Executing the Quil code will generate the \( \mid + \rangle_{1}\otimes\mid + \rangle_{0}\) state and perform the evolution with selected \(\beta\) and \(\gamma\) angles. \begin{align} \mid \beta, \gamma \rangle = e^{-i \hat{H}_{\mathrm{ref}} \beta_{1}}e^{-i \hat{H}_{\mathrm{MAXCUT}} \gamma_{1}}e^{-i \hat{H}_{\mathrm{ref}} \beta_{0}}e^{-i \hat{H}_{\mathrm{MAXCUT}} \gamma_{0}} \mid + \rangle_{N-1,...,0} \end{align} In order to indentify the set of \(\beta\) and \(\gamma\) angles that maximize the objective function \begin{align} \mathrm{Cost} = \langle \beta, \gamma \mid \hat{H}_{\mathrm{MAXCUT}} \mid \beta, \gamma \rangle \label{expect} \end{align} pyQAOA leverages the classical-quantum hybrid approach known as the quantum-variational-eigensolver[4][5]. The quantum processor is used to prepare a state through a polynomial number of operations which is then used to evaluate the cost. Evaluating the cost (\( \langle \beta, \gamma \mid \hat{H}_{\mathrm{MAXCUT}} \mid \beta, \gamma \rangle\)) requires many preparations and measurements to generate enough samples to accurately construct the distribution. The classical computer then generates a new set of parameters (\( \beta, \gamma\)) for maximizing the cost function.
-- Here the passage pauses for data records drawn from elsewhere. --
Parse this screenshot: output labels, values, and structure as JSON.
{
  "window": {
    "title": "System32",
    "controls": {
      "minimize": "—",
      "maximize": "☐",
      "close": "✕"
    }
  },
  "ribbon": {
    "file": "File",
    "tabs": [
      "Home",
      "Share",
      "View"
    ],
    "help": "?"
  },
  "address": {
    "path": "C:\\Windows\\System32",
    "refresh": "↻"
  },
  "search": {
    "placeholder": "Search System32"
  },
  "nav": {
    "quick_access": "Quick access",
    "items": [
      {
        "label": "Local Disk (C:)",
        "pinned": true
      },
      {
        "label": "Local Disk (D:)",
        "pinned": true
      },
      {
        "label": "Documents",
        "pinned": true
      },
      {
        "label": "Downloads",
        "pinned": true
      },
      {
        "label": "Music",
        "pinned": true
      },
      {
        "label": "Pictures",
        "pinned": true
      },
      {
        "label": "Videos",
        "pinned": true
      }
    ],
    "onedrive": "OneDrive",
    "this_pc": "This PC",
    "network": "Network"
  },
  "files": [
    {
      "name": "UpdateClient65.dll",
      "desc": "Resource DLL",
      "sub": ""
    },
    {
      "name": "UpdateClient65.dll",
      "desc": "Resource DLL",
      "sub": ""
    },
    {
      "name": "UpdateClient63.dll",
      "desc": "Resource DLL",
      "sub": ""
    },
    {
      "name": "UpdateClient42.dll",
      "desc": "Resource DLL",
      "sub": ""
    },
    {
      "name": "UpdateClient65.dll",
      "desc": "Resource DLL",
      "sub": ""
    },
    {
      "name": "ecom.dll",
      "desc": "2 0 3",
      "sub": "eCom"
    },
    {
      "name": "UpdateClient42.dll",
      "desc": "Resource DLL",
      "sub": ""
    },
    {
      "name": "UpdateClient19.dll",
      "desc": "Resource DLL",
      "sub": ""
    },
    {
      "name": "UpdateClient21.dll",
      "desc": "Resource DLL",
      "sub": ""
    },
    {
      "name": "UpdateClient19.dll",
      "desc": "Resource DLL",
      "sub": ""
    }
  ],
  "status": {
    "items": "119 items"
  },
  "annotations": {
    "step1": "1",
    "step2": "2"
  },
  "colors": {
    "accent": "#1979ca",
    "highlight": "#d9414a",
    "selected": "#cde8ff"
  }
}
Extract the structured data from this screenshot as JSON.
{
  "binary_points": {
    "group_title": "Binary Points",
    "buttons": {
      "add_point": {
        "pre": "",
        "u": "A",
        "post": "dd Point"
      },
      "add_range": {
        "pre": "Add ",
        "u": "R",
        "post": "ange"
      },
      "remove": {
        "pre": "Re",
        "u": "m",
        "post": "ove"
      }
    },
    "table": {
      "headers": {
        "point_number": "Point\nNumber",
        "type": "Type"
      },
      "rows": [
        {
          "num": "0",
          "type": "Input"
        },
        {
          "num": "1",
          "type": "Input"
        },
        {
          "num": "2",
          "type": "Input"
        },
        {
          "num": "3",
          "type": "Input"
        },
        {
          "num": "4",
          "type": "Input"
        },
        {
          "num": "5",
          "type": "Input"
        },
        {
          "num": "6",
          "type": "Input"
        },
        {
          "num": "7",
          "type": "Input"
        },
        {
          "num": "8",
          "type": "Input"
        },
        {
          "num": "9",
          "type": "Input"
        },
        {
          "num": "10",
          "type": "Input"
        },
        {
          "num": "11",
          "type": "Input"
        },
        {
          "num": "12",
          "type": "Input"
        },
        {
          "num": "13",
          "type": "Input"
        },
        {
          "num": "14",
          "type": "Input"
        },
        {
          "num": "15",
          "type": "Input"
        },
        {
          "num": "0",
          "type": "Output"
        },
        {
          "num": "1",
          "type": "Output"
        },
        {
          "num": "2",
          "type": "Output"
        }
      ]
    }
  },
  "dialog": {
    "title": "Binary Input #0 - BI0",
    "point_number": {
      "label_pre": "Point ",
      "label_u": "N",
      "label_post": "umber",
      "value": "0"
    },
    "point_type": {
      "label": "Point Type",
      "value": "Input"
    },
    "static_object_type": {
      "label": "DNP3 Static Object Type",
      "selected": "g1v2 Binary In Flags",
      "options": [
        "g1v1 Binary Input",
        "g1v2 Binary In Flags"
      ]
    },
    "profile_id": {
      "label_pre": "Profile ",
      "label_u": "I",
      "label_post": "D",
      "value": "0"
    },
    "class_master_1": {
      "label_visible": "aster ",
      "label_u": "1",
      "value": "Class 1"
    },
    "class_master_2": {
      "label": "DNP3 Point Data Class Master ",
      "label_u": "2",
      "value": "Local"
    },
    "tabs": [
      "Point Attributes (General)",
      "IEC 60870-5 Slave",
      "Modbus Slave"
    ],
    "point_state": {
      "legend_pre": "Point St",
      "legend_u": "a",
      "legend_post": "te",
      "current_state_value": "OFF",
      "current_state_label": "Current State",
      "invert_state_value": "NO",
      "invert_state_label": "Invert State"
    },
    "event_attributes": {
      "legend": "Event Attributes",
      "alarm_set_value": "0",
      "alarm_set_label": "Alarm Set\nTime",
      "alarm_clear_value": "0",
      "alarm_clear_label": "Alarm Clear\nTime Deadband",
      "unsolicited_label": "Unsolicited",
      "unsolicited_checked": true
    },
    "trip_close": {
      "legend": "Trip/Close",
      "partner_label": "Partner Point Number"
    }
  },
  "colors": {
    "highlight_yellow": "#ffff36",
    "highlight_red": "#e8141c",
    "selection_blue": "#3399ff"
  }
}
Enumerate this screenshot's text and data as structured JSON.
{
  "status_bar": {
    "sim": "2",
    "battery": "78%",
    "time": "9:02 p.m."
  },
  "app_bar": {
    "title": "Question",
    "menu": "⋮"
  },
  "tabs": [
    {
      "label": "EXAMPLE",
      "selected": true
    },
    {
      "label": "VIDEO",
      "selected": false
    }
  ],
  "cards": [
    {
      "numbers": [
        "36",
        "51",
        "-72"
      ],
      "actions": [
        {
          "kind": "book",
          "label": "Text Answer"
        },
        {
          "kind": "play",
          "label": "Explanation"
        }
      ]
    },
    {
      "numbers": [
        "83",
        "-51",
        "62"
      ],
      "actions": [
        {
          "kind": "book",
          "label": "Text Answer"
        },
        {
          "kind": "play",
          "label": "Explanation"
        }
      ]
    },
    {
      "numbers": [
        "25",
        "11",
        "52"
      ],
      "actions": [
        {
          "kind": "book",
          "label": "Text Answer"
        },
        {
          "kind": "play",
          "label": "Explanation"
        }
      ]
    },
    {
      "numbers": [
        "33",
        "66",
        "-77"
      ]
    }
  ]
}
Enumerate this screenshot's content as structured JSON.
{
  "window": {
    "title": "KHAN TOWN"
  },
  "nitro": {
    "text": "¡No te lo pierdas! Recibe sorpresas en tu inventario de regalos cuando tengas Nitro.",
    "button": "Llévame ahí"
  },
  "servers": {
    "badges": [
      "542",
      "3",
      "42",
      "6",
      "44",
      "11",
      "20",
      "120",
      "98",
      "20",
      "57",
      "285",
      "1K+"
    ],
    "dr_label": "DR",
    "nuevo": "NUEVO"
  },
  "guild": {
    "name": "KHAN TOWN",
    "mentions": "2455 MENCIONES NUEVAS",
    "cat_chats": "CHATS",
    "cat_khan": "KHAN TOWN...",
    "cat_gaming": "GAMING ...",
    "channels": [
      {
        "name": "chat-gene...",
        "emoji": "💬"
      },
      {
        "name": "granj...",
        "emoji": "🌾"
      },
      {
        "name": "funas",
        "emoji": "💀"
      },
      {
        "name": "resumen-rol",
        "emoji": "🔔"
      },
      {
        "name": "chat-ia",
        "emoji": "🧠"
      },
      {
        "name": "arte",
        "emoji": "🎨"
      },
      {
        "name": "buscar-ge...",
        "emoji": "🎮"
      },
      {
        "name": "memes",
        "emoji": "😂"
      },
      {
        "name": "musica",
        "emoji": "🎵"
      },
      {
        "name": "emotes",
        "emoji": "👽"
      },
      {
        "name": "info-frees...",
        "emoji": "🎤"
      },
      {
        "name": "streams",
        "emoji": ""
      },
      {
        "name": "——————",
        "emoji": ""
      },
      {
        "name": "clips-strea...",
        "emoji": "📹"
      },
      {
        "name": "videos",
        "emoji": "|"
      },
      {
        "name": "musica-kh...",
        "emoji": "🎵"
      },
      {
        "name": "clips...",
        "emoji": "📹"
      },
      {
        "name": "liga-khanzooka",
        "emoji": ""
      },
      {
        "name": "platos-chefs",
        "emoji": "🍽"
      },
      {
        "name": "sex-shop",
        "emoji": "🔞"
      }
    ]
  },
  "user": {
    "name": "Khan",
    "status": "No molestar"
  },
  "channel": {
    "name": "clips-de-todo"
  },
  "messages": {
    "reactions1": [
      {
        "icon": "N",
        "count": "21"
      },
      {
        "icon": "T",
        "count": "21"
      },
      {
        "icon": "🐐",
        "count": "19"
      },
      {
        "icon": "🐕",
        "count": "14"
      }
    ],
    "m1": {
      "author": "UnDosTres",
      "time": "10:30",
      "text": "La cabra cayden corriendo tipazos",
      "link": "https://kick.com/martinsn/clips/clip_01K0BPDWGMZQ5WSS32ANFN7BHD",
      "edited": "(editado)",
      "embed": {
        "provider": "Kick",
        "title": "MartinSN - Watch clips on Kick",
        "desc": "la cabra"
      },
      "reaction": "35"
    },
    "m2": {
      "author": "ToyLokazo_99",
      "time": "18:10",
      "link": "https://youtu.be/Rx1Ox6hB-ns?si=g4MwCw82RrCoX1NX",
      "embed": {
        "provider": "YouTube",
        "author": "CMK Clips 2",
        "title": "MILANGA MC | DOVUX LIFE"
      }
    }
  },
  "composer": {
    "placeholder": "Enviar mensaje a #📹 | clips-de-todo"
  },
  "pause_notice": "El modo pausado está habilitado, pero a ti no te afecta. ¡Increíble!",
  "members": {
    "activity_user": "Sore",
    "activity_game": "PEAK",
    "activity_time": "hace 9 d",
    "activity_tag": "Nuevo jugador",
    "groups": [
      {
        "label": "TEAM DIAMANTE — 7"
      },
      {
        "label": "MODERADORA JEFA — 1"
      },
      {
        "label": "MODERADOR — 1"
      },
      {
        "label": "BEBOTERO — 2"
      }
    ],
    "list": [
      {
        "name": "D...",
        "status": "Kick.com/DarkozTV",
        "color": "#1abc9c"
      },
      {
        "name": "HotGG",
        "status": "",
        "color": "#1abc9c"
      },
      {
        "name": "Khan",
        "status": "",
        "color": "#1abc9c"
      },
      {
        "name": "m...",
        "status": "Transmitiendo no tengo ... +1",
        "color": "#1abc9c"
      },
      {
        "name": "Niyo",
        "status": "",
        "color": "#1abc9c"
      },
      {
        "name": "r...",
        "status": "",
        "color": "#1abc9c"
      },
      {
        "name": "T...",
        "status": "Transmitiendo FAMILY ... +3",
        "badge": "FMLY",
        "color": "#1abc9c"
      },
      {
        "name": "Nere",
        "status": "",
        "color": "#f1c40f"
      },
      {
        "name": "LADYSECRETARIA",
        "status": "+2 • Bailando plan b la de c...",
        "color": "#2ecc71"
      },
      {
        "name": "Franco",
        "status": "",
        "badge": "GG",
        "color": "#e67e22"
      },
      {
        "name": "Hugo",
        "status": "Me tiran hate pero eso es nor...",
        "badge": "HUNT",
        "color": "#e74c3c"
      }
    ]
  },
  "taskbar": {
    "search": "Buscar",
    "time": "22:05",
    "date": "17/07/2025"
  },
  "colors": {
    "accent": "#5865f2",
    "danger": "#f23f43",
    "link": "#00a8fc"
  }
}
By allowing variational freedom in the \( \beta \) and \( \gamma \) angles QAOA finds the optimal path for a fixed number of steps. Once optimal angles are determined by the classical optimization loop one can read off the distribution by many preparations of the state with \(\beta, \gamma\) and sampling.

The probability distributions above are for the four ring graph discussed earlier. As expected the approximate evolution becomes more accurate as the number of steps (\(\alpha\)) is increased. For this simple model \(\alpha = 2\) is sufficient to find the two degnerate cuts of the four ring graph.